BOLOGNA, 15 FEB. 2011 – Ai nuovi rincari all’inizio di ogni anno i cittadini sono abituati. Passivamente li accettano, come se si trattasse di un processo inesorabile, che porta sempre più in alto l’inflazione. Sul rincaro dei biglietti dell’autobus a Bologna (passato da 1 a 1,20 euro, e a 1,50 se acquistato direttamente sul mezzo), qualcosa però si può fare: contestare la decisione dinanzi al Tar, il Tribunale amministrativo regionale. Un ricorso contro gli aumenti decisi dall’Atc è stato annunciato dall’associazione di consumatori Codacons, che ritiene la decisione assunta dall’azienda ingiustificata. A non andare giù è soprattutto la maggiorazione per il biglietto emesso a bordo."Non si può addebitare 30 centesimi in più, ai quali vanno sommati i 5 che normalmente vengono riconosciuti al tabaccaio e al giornalaio che in questo caso non verrebbero pagati dall’Atc", ha spiegato in conferenza stampa Bruno Barbieri, coordinatore regionale Codacons.
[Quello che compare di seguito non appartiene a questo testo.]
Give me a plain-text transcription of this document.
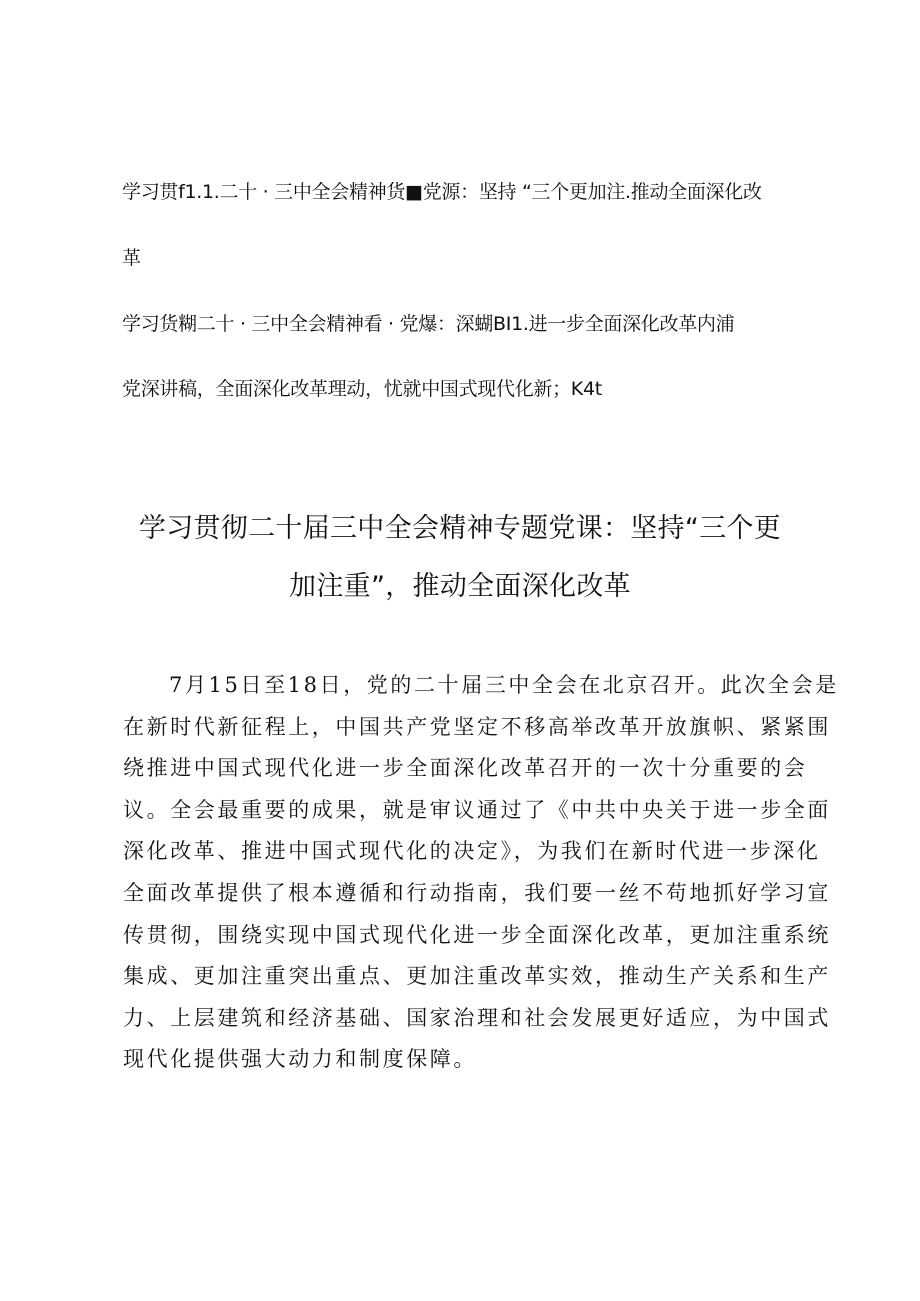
学习贯f1.1.二十 · 三中全会精神货■党源：坚持 “三个更加注.推动全面深化改
革
学习货糊二十 · 三中全会精神看 · 党爆：深蝴BI1.进一步全面深化改革内浦
党深讲稿，全面深化改革理动，忧就中国式现代化新；K4t
学习贯彻二十届三中全会精神专题党课：坚持“三个更
加注重”，推动全面深化改革
7月15日至18日，党的二十届三中全会在北京召开。此次全会是
在新时代新征程上，中国共产党坚定不移高举改革开放旗帜、紧紧围
绕推进中国式现代化进一步全面深化改革召开的一次十分重要的会
议。全会最重要的成果，就是审议通过了《中共中央关于进一步全面
深化改革、推进中国式现代化的决定》，为我们在新时代进一步深化
全面改革提供了根本遵循和行动指南，我们要一丝不苟地抓好学习宣
传贯彻，围绕实现中国式现代化进一步全面深化改革，更加注重系统
集成、更加注重突出重点、更加注重改革实效，推动生产关系和生产
力、上层建筑和经济基础、国家治理和社会发展更好适应，为中国式
现代化提供强大动力和制度保障。
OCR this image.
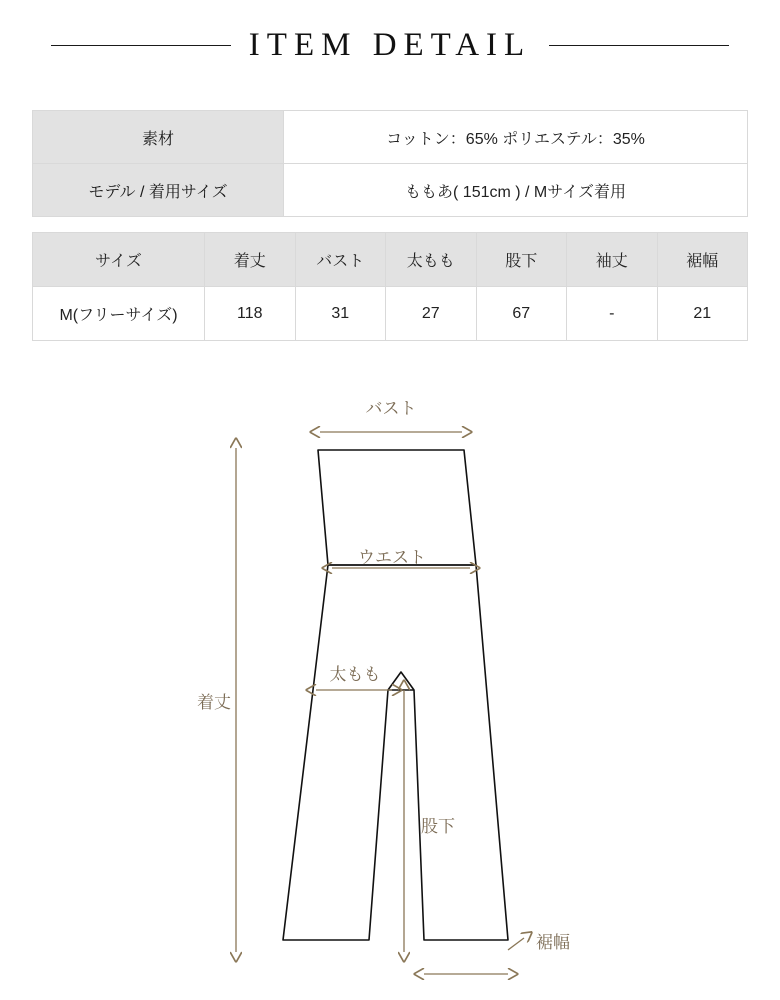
ITEM DETAIL
素材	コットン：65% ポリエステル：35%
モデル / 着用サイズ	ももあ( 151cm ) / Mサイズ着用
サイズ	着丈	バスト	太もも	股下	袖丈	裾幅
M(フリーサイズ)	118	31	27	67	-	21
バスト
ウエスト
太もも
着丈
股下
裾幅
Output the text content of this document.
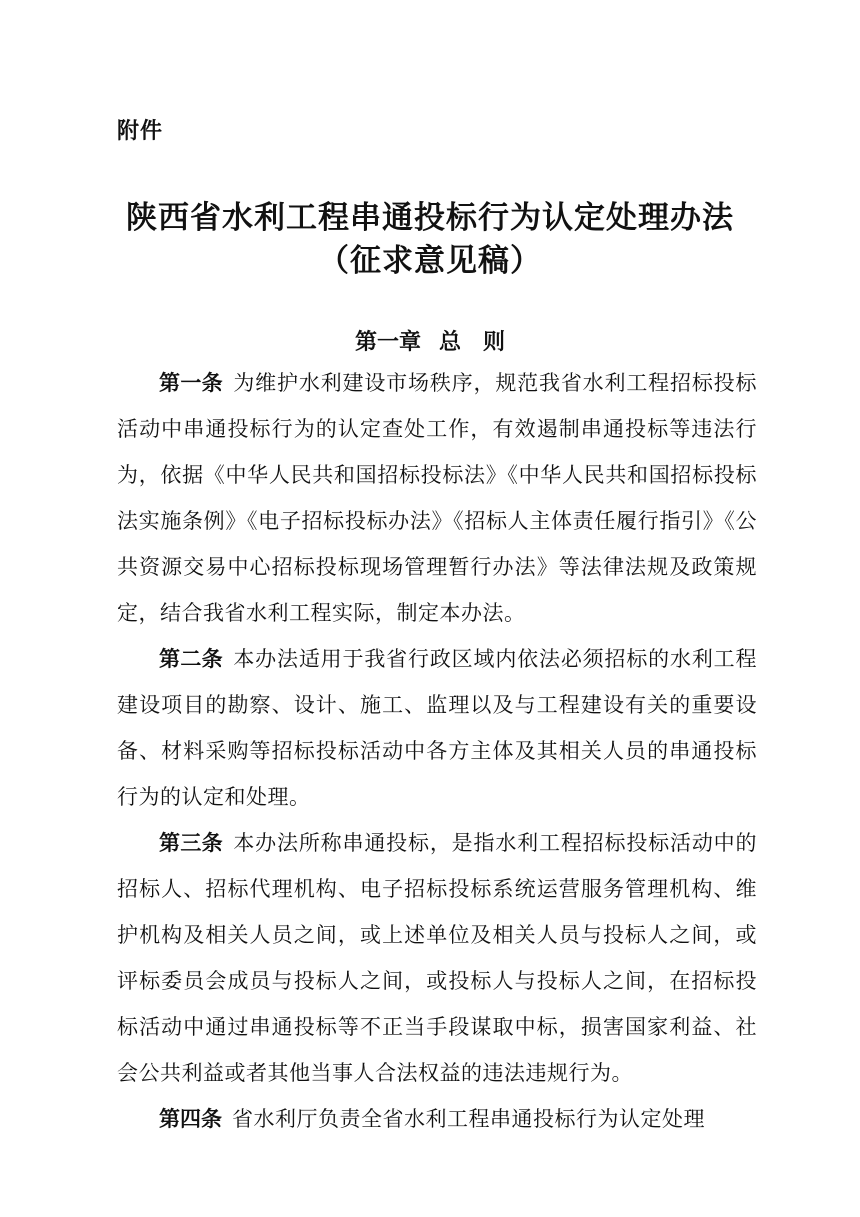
附件
陕西省水利工程串通投标行为认定处理办法
（征求意见稿）
第一章 总 则

第一条 为维护水利建设市场秩序，规范我省水利工程招标投标活动中串通投标行为的认定查处工作，有效遏制串通投标等违法行为，依据《中华人民共和国招标投标法》《中华人民共和国招标投标法实施条例》《电子招标投标办法》《招标人主体责任履行指引》《公共资源交易中心招标投标现场管理暂行办法》等法律法规及政策规定，结合我省水利工程实际，制定本办法。

第二条 本办法适用于我省行政区域内依法必须招标的水利工程建设项目的勘察、设计、施工、监理以及与工程建设有关的重要设备、材料采购等招标投标活动中各方主体及其相关人员的串通投标行为的认定和处理。

第三条 本办法所称串通投标，是指水利工程招标投标活动中的招标人、招标代理机构、电子招标投标系统运营服务管理机构、维护机构及相关人员之间，或上述单位及相关人员与投标人之间，或评标委员会成员与投标人之间，或投标人与投标人之间，在招标投标活动中通过串通投标等不正当手段谋取中标，损害国家利益、社会公共利益或者其他当事人合法权益的违法违规行为。

第四条 省水利厅负责全省水利工程串通投标行为认定处理
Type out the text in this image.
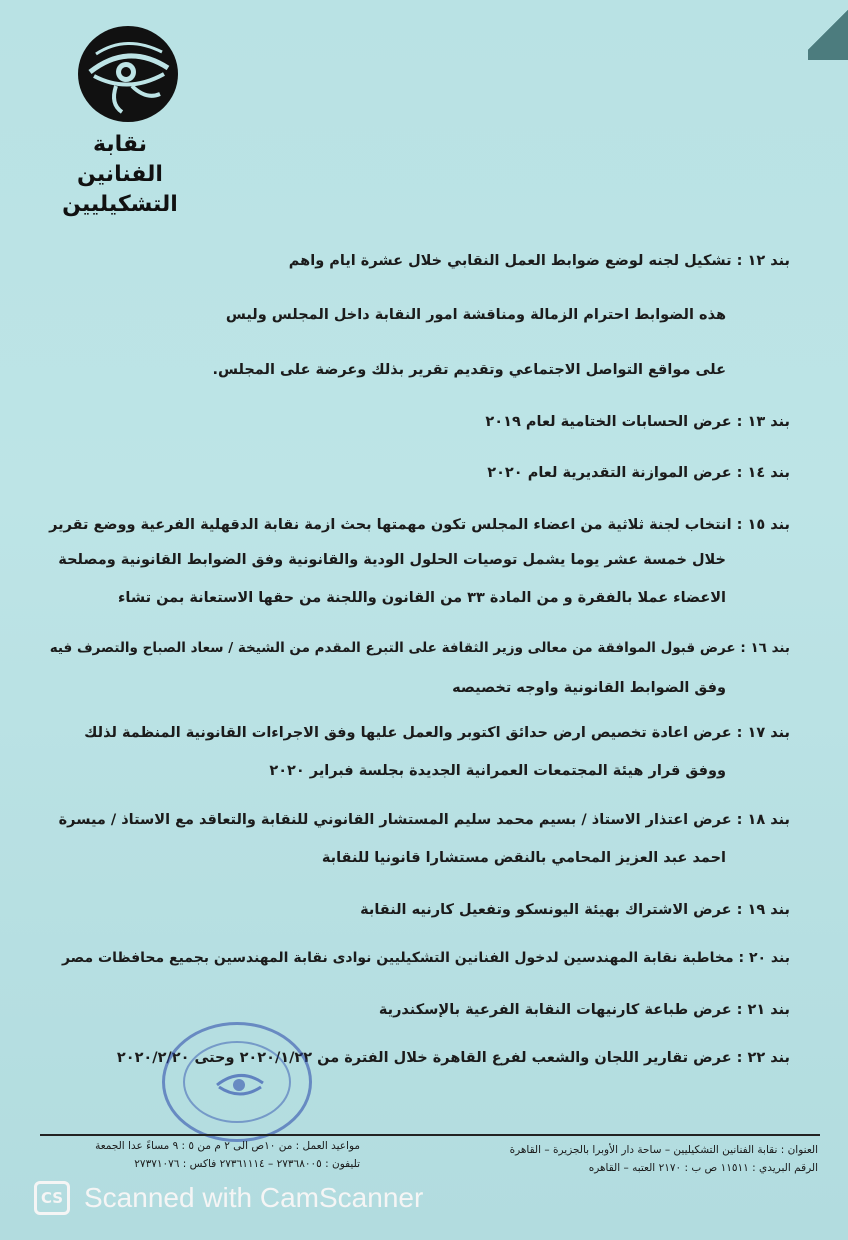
نقابة
الفنانين
التشكيليين
بند ١٢ : تشكيل لجنه لوضع ضوابط العمل النقابي خلال عشرة ايام واهم
هذه الضوابط احترام الزمالة ومناقشة امور النقابة داخل المجلس وليس
على مواقع التواصل الاجتماعي وتقديم تقرير بذلك وعرضة على المجلس.
بند ١٣ : عرض الحسابات الختامية لعام ٢٠١٩
بند ١٤ : عرض الموازنة التقديرية لعام ٢٠٢٠
بند ١٥ : انتخاب لجنة ثلاثية من اعضاء المجلس تكون مهمتها بحث ازمة نقابة الدقهلية الفرعية ووضع تقرير
خلال خمسة عشر يوما يشمل توصيات الحلول الودية والقانونية وفق الضوابط القانونية ومصلحة
الاعضاء عملا بالفقرة و من المادة ٣٣ من القانون واللجنة من حقها الاستعانة بمن تشاء
بند ١٦ : عرض قبول الموافقة من معالى وزير الثقافة على التبرع المقدم من الشيخة / سعاد الصباح والتصرف فيه
وفق الضوابط القانونية واوجه تخصيصه
بند ١٧ : عرض اعادة تخصيص ارض حدائق اكتوبر والعمل عليها وفق الاجراءات القانونية المنظمة لذلك
ووفق قرار هيئة المجتمعات العمرانية الجديدة بجلسة فبراير ٢٠٢٠
بند ١٨ : عرض اعتذار الاستاذ / بسيم محمد سليم المستشار القانوني للنقابة والتعاقد مع الاستاذ / ميسرة
احمد عبد العزيز المحامي بالنقض مستشارا قانونيا للنقابة
بند ١٩ : عرض الاشتراك بهيئة اليونسكو وتفعيل كارنيه النقابة
بند ٢٠ : مخاطبة نقابة المهندسين لدخول الفنانين التشكيليين نوادى نقابة المهندسين بجميع محافظات مصر
بند ٢١ : عرض طباعة كارنيهات النقابة الفرعية بالإسكندرية
بند ٢٢ : عرض تقارير اللجان والشعب لفرع القاهرة خلال الفترة من ٢٠٢٠/١/٢٢ وحتى ٢٠٢٠/٢/٢٠
العنوان : نقابة الفنانين التشكيليين – ساحة دار الأوبرا بالجزيرة – القاهرة
الرقم البريدي : ١١٥١١ ص ب : ٢١٧٠ العتبه – القاهره
مواعيد العمل : من ١٠ص الى ٢ م من ٥ : ٩ مساءً عدا الجمعة
تليفون : ٢٧٣٦٨٠٠٥ – ٢٧٣٦١١١٤ فاكس : ٢٧٣٧١٠٧٦
CS Scanned with CamScanner
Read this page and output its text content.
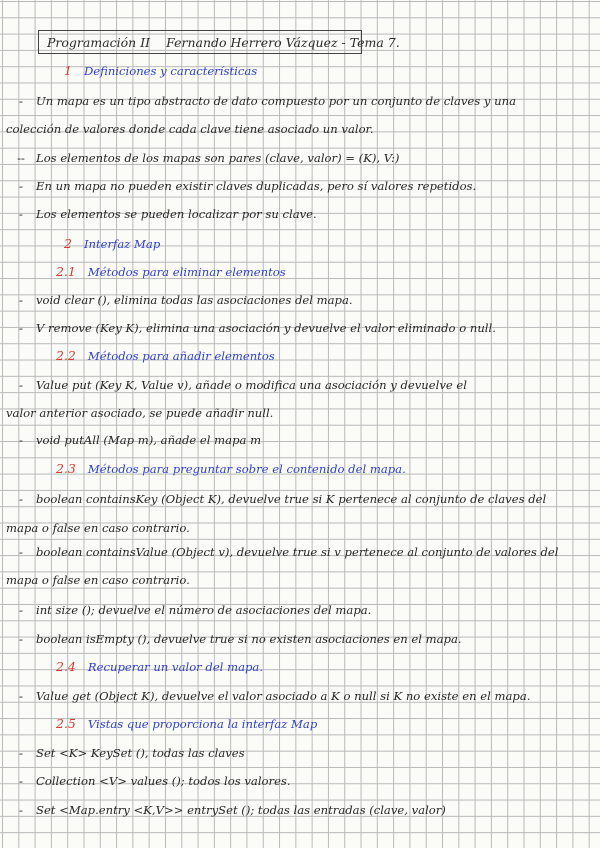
Programación II	Fernando Herrero Vázquez - Tema 7.
1 Definiciones y características
- Un mapa es un tipo abstracto de dato compuesto por un conjunto de claves y una
colección de valores donde cada clave tiene asociado un valor.
-- Los elementos de los mapas son pares (clave, valor) = (K), V:)
- En un mapa no pueden existir claves duplicadas, pero sí valores repetidos.
- Los elementos se pueden localizar por su clave.
2 Interfaz Map
2.1 Métodos para eliminar elementos
- void clear (), elimina todas las asociaciones del mapa.
- V remove (Key K), elimina una asociación y devuelve el valor eliminado o null.
2.2 Métodos para añadir elementos
- Value put (Key K, Value v), añade o modifica una asociación y devuelve el
valor anterior asociado, se puede añadir null.
- void putAll (Map m), añade el mapa m
2.3 Métodos para preguntar sobre el contenido del mapa.
- boolean containsKey (Object K), devuelve true si K pertenece al conjunto de claves del
mapa o false en caso contrario.
- boolean containsValue (Object v), devuelve true si v pertenece al conjunto de valores del
mapa o false en caso contrario.
- int size (); devuelve el número de asociaciones del mapa.
- boolean isEmpty (), devuelve true si no existen asociaciones en el mapa.
2.4 Recuperar un valor del mapa.
- Value get (Object K), devuelve el valor asociado a K o null si K no existe en el mapa.
2.5 Vistas que proporciona la interfaz Map
- Set <K> KeySet (), todas las claves
- Collection <V> values (); todos los valores.
- Set <Map.entry <K,V>> entrySet (); todas las entradas (clave, valor)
Secondo l’associazione l’aumento del ticket a bordo non si può giustificare con la manutenzione dei distributori automatici installati sui mezzi. L’azione di Codacons, ha aggiunto Barbieri, "ha un precedente con l’aumento delle tariffe dei taxi a Roma, e in quel caso il Tar ci ha dato ragione".Daniele Corticelli, candidato sindaco della lista civica Bologna Capitale, anche lui presente alla conferenza stampa, ha parlato di "aumento inaccettabile e incomprensibile", soprattutto perché assunto durante una gestione commissariale del Comune di Bologna, che ha la maggioranza in Atc (59,6%). "Una decisione del genere andava presa da un sindaco eletto e da un consiglio comunale. E serviva più trasparenza", ha chiosato il candidato.